Abbas, though, said the problem with disseminating the list is that the list itself is so faulty and littered with so many innocent names that, for all practical matters, the list is merely a compilation of “innocent Muslims who have never committed a crime.”
“It is a fool’s errand,” Abbas said of the watchlist’s purported goal. “They are trying to predict, among the innocent, which people will be terrorists. That is an impossibility.”
This story has corrected the spelling Gadeir Abbas’ first name.
III. More than 1,000 private entities have access to terrorism watch list, government says
By Rachel Weiner
Muslims who have been put on the government’s secretive terrorism watch list are demanding to know more about the 1,441 private entities that have access.
The number was revealed recently through litigation in Alexandria federal court, one of a half-dozen lawsuits related to the watch list filed by the Council on American-Islamic Relations. On Friday, CAIR will ask a federal judge to force the government to release the names of the private entities and explain how they access the list.
The massive, classified database was created after the 9/11 terrorist attacks to track people deemed potentially dangerous who had not committed crimes. In litigation, CAIR has argued that the terrorism database and the no-fly list that comes out of it ensnare and stigmatize innocent people.
In a deposition last October, an FBI official said he was “not aware of any” private entities that had access to the database through the National Crime Information Center.

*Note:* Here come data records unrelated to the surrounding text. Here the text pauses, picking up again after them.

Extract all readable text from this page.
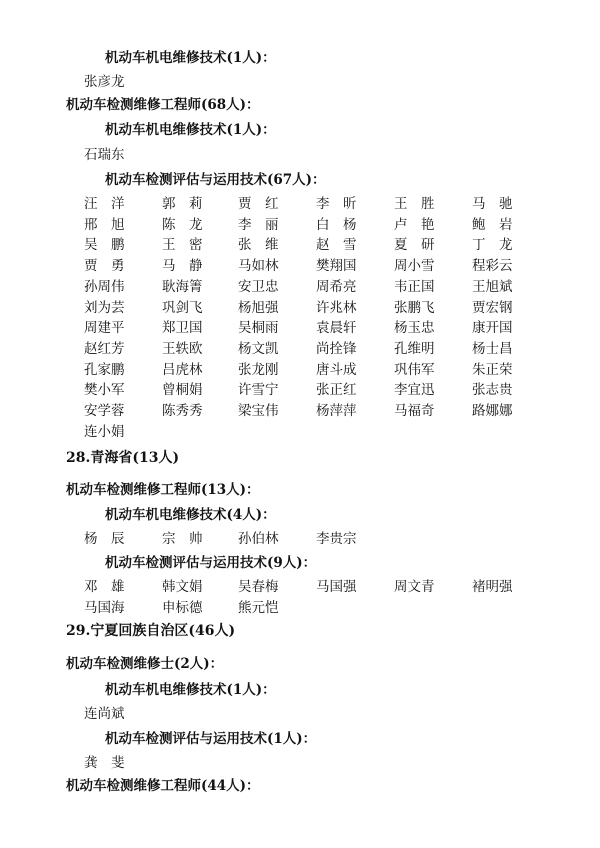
机动车机电维修技术(1人)：
张彦龙
机动车检测维修工程师(68人)：
机动车机电维修技术(1人)：
石瑞东
机动车检测评估与运用技术(67人)：
汪　洋	郭　莉	贾　红	李　昕	王　胜	马　驰
邢　旭	陈　龙	李　丽	白　杨	卢　艳	鲍　岩
吴　鹏	王　密	张　维	赵　雪	夏　研	丁　龙
贾　勇	马　静	马如林	樊翔国	周小雪	程彩云
孙周伟	耿海箐	安卫忠	周希亮	韦正国	王旭斌
刘为芸	巩剑飞	杨旭强	许兆林	张鹏飞	贾宏钢
周建平	郑卫国	吴桐雨	袁晨轩	杨玉忠	康开国
赵红芳	王轶欧	杨文凯	尚拴锋	孔维明	杨士昌
孔家鹏	吕虎林	张龙刚	唐斗成	巩伟军	朱正荣
樊小军	曾桐娟	许雪宁	张正红	李宜迅	张志贵
安学蓉	陈秀秀	梁宝伟	杨萍萍	马福奇	路娜娜
连小娟
28.青海省(13人)
机动车检测维修工程师(13人)：
机动车机电维修技术(4人)：
杨　辰	宗　帅	孙伯林	李贵宗
机动车检测评估与运用技术(9人)：
邓　雄	韩文娟	吴春梅	马国强	周文青	褚明强
马国海	申标德	熊元恺
29.宁夏回族自治区(46人)
机动车检测维修士(2人)：
机动车机电维修技术(1人)：
连尚斌
机动车检测评估与运用技术(1人)：
龚　斐
机动车检测维修工程师(44人)：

In a court filing, which was first reported by the Associated Press, the FBI acknowledged that more than 1,000 actually did have that access.

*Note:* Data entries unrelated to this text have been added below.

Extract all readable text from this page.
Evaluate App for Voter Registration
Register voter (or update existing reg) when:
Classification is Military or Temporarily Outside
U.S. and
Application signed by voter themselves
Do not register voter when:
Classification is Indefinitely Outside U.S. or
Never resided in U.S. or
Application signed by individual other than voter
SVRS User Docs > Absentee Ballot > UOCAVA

These firms are providing criminal justice services, according to the FBI — for example, private prisons, university police and private security companies that work in government facilities or hospitals. The Transportation Security Administration also shares watch-list information with airlines.
But lawyers for CAIR say they believe the dissemination goes further, citing plaintiffs who say they have had trouble getting loans or keeping bank accounts open without explanation.
CAIR’s attorneys argue that the conflicting information from the FBI casts its handling of the list into doubt and shows the need for more transparency.
“Either they knew that they were being deceitful or the FBI exercises so little care with the watch-listing system which implicates more than a million people,” said CAIR attorney Gadeir Abbas.
In a statement, the FBI said the database “is not shared in its totality with state or local police departments or the private sector.” Only the smaller “known or suspected terrorist” list is available to them, the FBI said, and they can’t scroll through the data but must search for a particular name.
Entities requesting the data must be providing services for “the administration of criminal justices services,” the FBI said, and “must comply with agreements to ensure the security and confidentiality of the information.”
Hassan Shibly, one of the plaintiffs and the leader of CAIR Florida, said he has been on and off the watch list since he was 18 years old and has gone through long searches at airports at least 20 times.
“It’s just a consistently humiliating experience that doesn’t make the country any safer,” said Shibly, now 32.
All 25 plaintiffs were taken off the list after filing the lawsuit, but Abbas said they have continued to face problems because of their earlier inclusion.
Devlin Barrett contributed to this report.